Le famiglie italiane sono sempre più attente a quello che portano in tavola, una scelta dettata dalla salute in primis, ma anche di responsabilità, di fronte a un paesaggio impoverito da quasi mezzo secolo di coltura intensiva, come spiega bene Pinton: “Il consumatore non vuole prodotti ogm, non vuole prodotti chimici, ai suoi bambini non vuole dare pesticidi. C’è già un legge che rende obbligatorio almeno il 40% di prodotti biologici nelle mense scolastiche e domani c’è una riunione per spostare questa percentuale al 60%. Il domani è già scritto. Abbiamo acque della Pianura Padana contaminate, suoli sterili, troviamo ancora nelle acque di falda DDT e atrazina, l’acqua che si beve in Italia è diventata potabile solo perché hanno aumentato di dieci volte i limiti per i contaminanti… per forza bisogna smetterla. Ci sono condizioni ambientali e di salute pubblica che impongono di cambiare. Noi non facciamo il prodotto bio per fare il senza chimica per i fighetti. La nostra è un’attività necessaria dal punto di vista ambientale. Abbiamo un ambiente compromesso. In due terzi delle acque italiane ci sono pesticidi”.

E per chi si lamenta del costo? Per tutte quelle famiglie che non possono permettersi prodotti biologici? “Non è il bio che costa troppo. È il resto che costa troppo poco – spiega Pinton – Se per avere un prodotto che costi poco mi fai lavorare schiavi, mi fai chiudere le aziende, mi inquini il territorio, siamo sicuri che questo prodotto costi davvero poco?  C’è un senso di repulsione da parte dei consumatori per questo modo di fare agricoltura. Cresce anche il commercio equo e solidale. Perché preferisco pagare le banane  dieci centesimi in più e che questi vadano a favore di chi lavora”.

Preso atto di ciò, siamo sicuri che Il prezzo del biologico rimanga comunque superiore a quello degli altri prodotti? Sostiene Pinton: “Non posso prendere come termine di paragone un prodotto agricolo ottenuto facendo lavorare schiavi nel 70% dei casi e facendo chiudere le aziende agricole perché il prezzo è troppo basso. Chi paga per disinquinare il glifosato nell’acqua?

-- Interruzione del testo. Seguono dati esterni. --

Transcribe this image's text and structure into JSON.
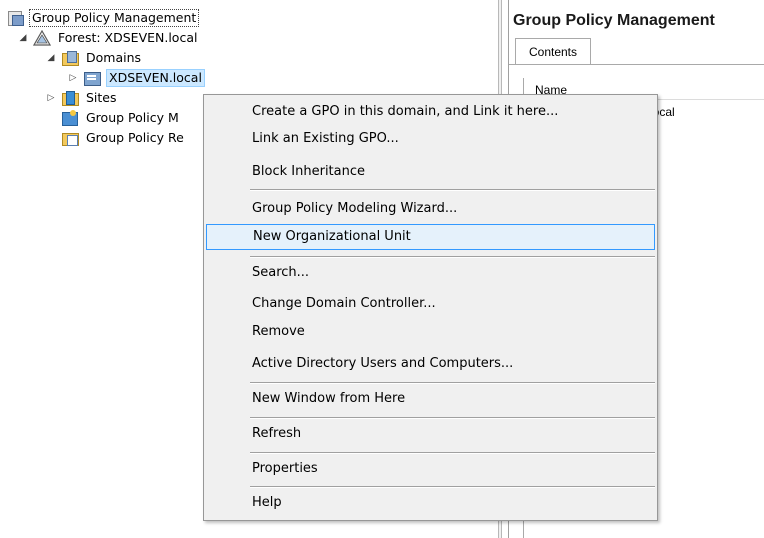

Paghiamo tutti con le tasse. Se il prezzo che serve per disinquinare l’acqua contaminata dagli insetticidi dei diserbanti realizzati per coltivare il pomodoro fosse aggiunto al prezzo del pomodoro, vedrebbe che non c’è differenza significativa. I problemi di resistenza agli antibiotici secondo l’Organizzazione mondiale della Sanità sono la più grande preoccupazione di salute pubblica e derivano dal fatto che negli allevamenti si usano antibiotici in quantità industriale. La salute pubblica ha un costo? L’ambiente, il trattare le persone da schiavi ha un costo? Aggiunga tutti questi costi al prezzo di un prodotto convenzionale e vediamo se è diverso di tanto dal prodotto biologico”.